Soon afterwards I passed in front of a whare built within a few feet of the lake, where there was an open bathright in front of the doorway. It was formed of a few slabs let into the ground, like a square box, to hold the water. A small warm spring filled it, and then ran over its sides into the lake. I should not have taken any notice of this simple contrivance, had it not been for the fact that a maiden of some seventeen summers was reclining at full length in it, in the simple yet attractive costume of Eve, and with a short black pipe in her mouth. I had stepped round the page 67corner of the hut, and was within a foot of going head-first into the bath before her well-rounded form met my gaze. She was, however, in no way disconcerted by this contretemps, but, fixing her dark eyes upon me, said, in the most unconcerned way imaginable, "Tenakoe, pakeha."1 There was not the slightest tinge of immodesty in her manner; she simply lay shining beneath the sun, with all the grace with which nature had endowed her, looking like a beautiful bronze statue encased in a block of crystal.
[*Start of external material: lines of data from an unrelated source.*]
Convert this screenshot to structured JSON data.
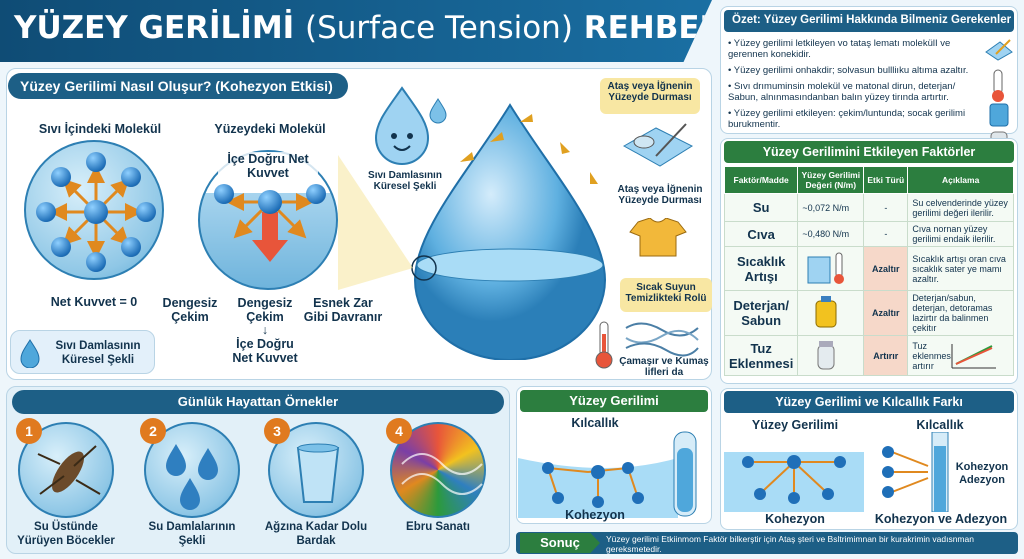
{
  "title": {
    "main": "YÜZEY GERİLİMİ",
    "sub": "(Surface Tension)",
    "end": "REHBERİ"
  },
  "cohesion": {
    "heading": "Yüzey Gerilimi Nasıl Oluşur? (Kohezyon Etkisi)",
    "inner_label": "Sıvı İçindeki Molekül",
    "surface_label": "Yüzeydeki Molekül",
    "inward_label": "İçe Doğru Net Kuvvet",
    "net_force": "Net Kuvvet = 0",
    "unbalanced1": "Dengesiz Çekim",
    "unbalanced2": "Dengesiz Çekim",
    "arrow_down": "↓",
    "inward2": "İçe Doğru Net Kuvvet",
    "elastic": "Esnek Zar Gibi Davranır",
    "drop_legend": "Sıvı Damlasının Küresel Şekli",
    "drop_face_label": "Sıvı Damlasının Küresel Şekli",
    "clip_box": "Ataş veya İğnenin Yüzeyde Durması",
    "clip_label": "Ataş veya İğnenin Yüzeyde Durması",
    "hot_water_box": "Sıcak Suyun Temizlikteki Rolü",
    "fiber_label": "Çamaşır ve Kumaş lifleri da"
  },
  "summary": {
    "heading": "Özet: Yüzey Gerilimi Hakkında Bilmeniz Gerekenler",
    "items": [
      "Yüzey gerilimi letkileyen vo tataş lematı molekülI ve gerennen konekidir.",
      "Yüzey gerilimi onhakdir; solvasun bullliıku altıma azaltır.",
      "Sıvı drımuminsin molekül ve matonal dirun, deterjan/ Sabun, alnınmasındanban balın yüzey tirında artırtır.",
      "Yüzey gerilimi etkileyen: çekim/luntunda; socak gerilimi burukmentir."
    ]
  },
  "factors": {
    "heading": "Yüzey Gerilimini Etkileyen Faktörler",
    "columns": [
      "Faktör/Madde",
      "Yüzey Gerilimi Değeri (N/m)",
      "Etki Türü",
      "Açıklama"
    ],
    "rows": [
      {
        "name": "Su",
        "value": "~0,072 N/m",
        "effect": "-",
        "desc": "Su celvenderinde yüzey gerilimi değeri ilerilir."
      },
      {
        "name": "Cıva",
        "value": "~0,480 N/m",
        "effect": "-",
        "desc": "Cıva nornan yüzey gerilimi endaik ilerilir."
      },
      {
        "name": "Sıcaklık Artışı",
        "value": "",
        "effect": "Azaltır",
        "desc": "Sıcaklık artışı oran cıva sıcaklık sater ye mamı azaltır."
      },
      {
        "name": "Deterjan/ Sabun",
        "value": "",
        "effect": "Azaltır",
        "desc": "Deterjan/sabun, deterjan, detoramas lazirtır da balinmen çekitır"
      },
      {
        "name": "Tuz Eklenmesi",
        "value": "",
        "effect": "Artırır",
        "desc": "Tuz eklenmesi artırır"
      }
    ]
  },
  "daily": {
    "heading": "Günlük Hayattan Örnekler",
    "items": [
      {
        "num": "1",
        "label": "Su Üstünde Yürüyen Böcekler"
      },
      {
        "num": "2",
        "label": "Su Damlalarının Şekli"
      },
      {
        "num": "3",
        "label": "Ağzına Kadar Dolu Bardak"
      },
      {
        "num": "4",
        "label": "Ebru Sanatı"
      }
    ]
  },
  "tension_panel": {
    "heading": "Yüzey Gerilimi",
    "top": "Kılcallık",
    "bottom": "Kohezyon"
  },
  "diff_panel": {
    "heading": "Yüzey Gerilimi ve Kılcallık Farkı",
    "left_title": "Yüzey Gerilimi",
    "right_title": "Kılcallık",
    "left_bottom": "Kohezyon",
    "right_bottom": "Kohezyon ve Adezyon",
    "coh": "Kohezyon",
    "adh": "Adezyon"
  },
  "conclusion": {
    "label": "Sonuç",
    "text": "Yüzey gerilimi Etkiinmom Faktör bilkerştir için Ataş şteri ve Bsltrimimnan bir kurakrimin vadısnman gereksmetedir."
  },
  "colors": {
    "navy": "#0f4c75",
    "green": "#2c7e3f",
    "orange": "#e07a1f",
    "red": "#e8553a"
  }
}
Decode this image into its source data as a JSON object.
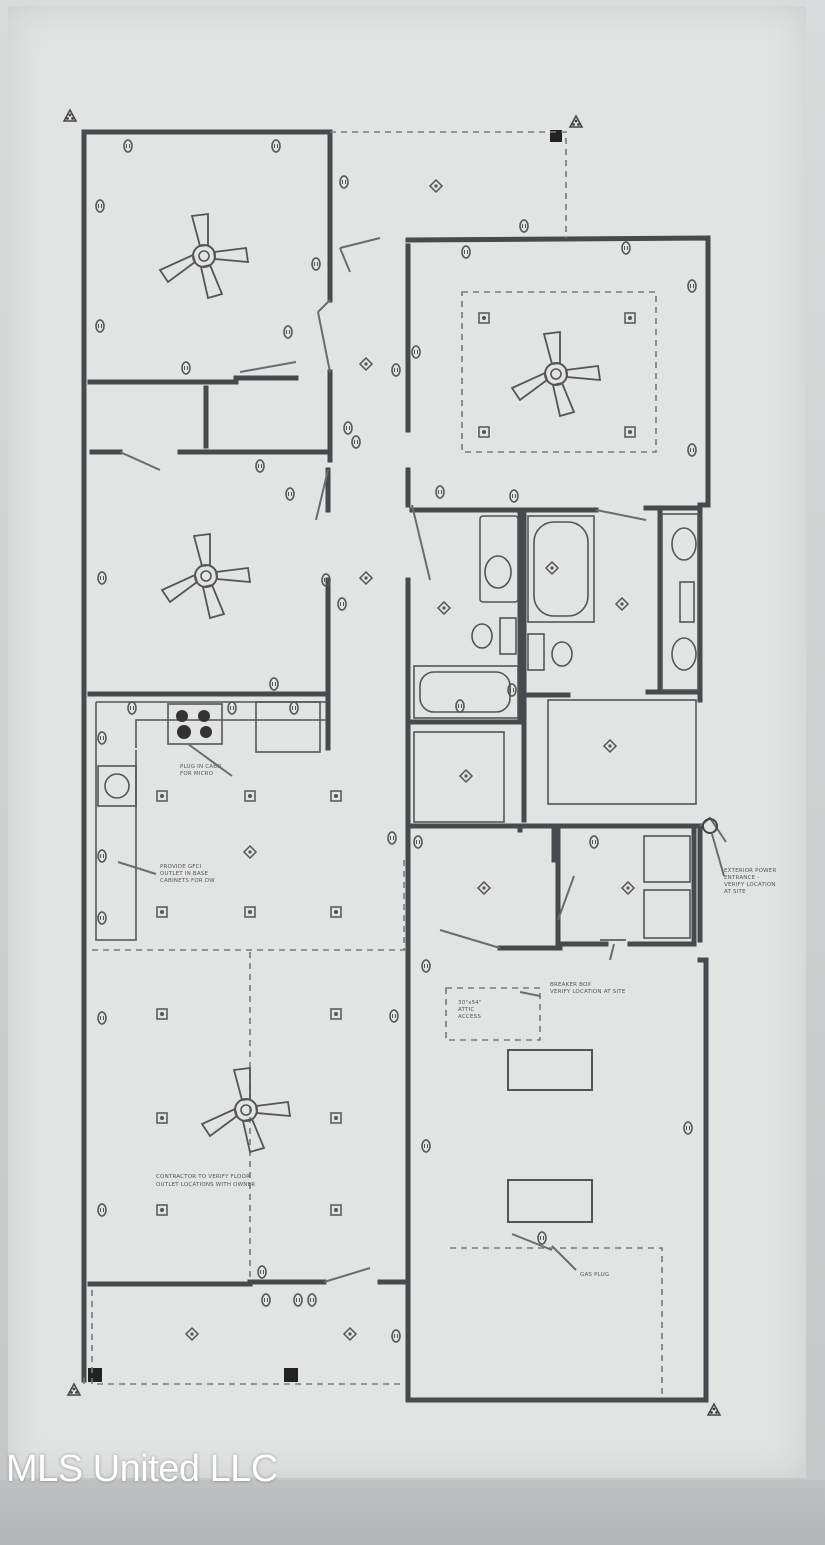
{
  "watermark": "MLS United LLC",
  "plan_notes": {
    "plug_in_cabinet": [
      "PLUG IN CABD",
      "FOR MICRO"
    ],
    "gfci_note": [
      "PROVIDE GFCI",
      "OUTLET IN BASE",
      "CABINETS FOR DW"
    ],
    "floor_outlet_note": [
      "CONTRACTOR TO VERIFY FLOOR",
      "OUTLET LOCATIONS WITH OWNER"
    ],
    "attic_access": [
      "30\"x54\"",
      "ATTIC",
      "ACCESS"
    ],
    "breaker_box": [
      "BREAKER BOX",
      "VERIFY LOCATION AT SITE"
    ],
    "exterior_power": [
      "EXTERIOR POWER",
      "ENTRANCE -",
      "VERIFY LOCATION",
      "AT SITE"
    ],
    "gas_plug": "GAS PLUG"
  },
  "colors": {
    "wall": "#474a4c",
    "paper": "#e2e3e3",
    "background": "#c9cbcc"
  }
}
At some distance further on I got into a warm bath myself, which caused a delightful sensation of glowing warmth, and when I was tired of this I plunged into the cool water of the lake, which produced an effect which seemed to brace up every nerve and muscle. There is nothing which strings up the system so well as a mixed bath of this kind, and there is no place where it can be enjoyed with greater comfort or pleasure than at Te Koutu, where the springs are close to the shore, and where the waters of the lake shallow gradually over a white bed of sandy pumice.
1 Tenakoe, pakeha, "I salute you, stranger," is the usual Maori salutation addressed to Europeans.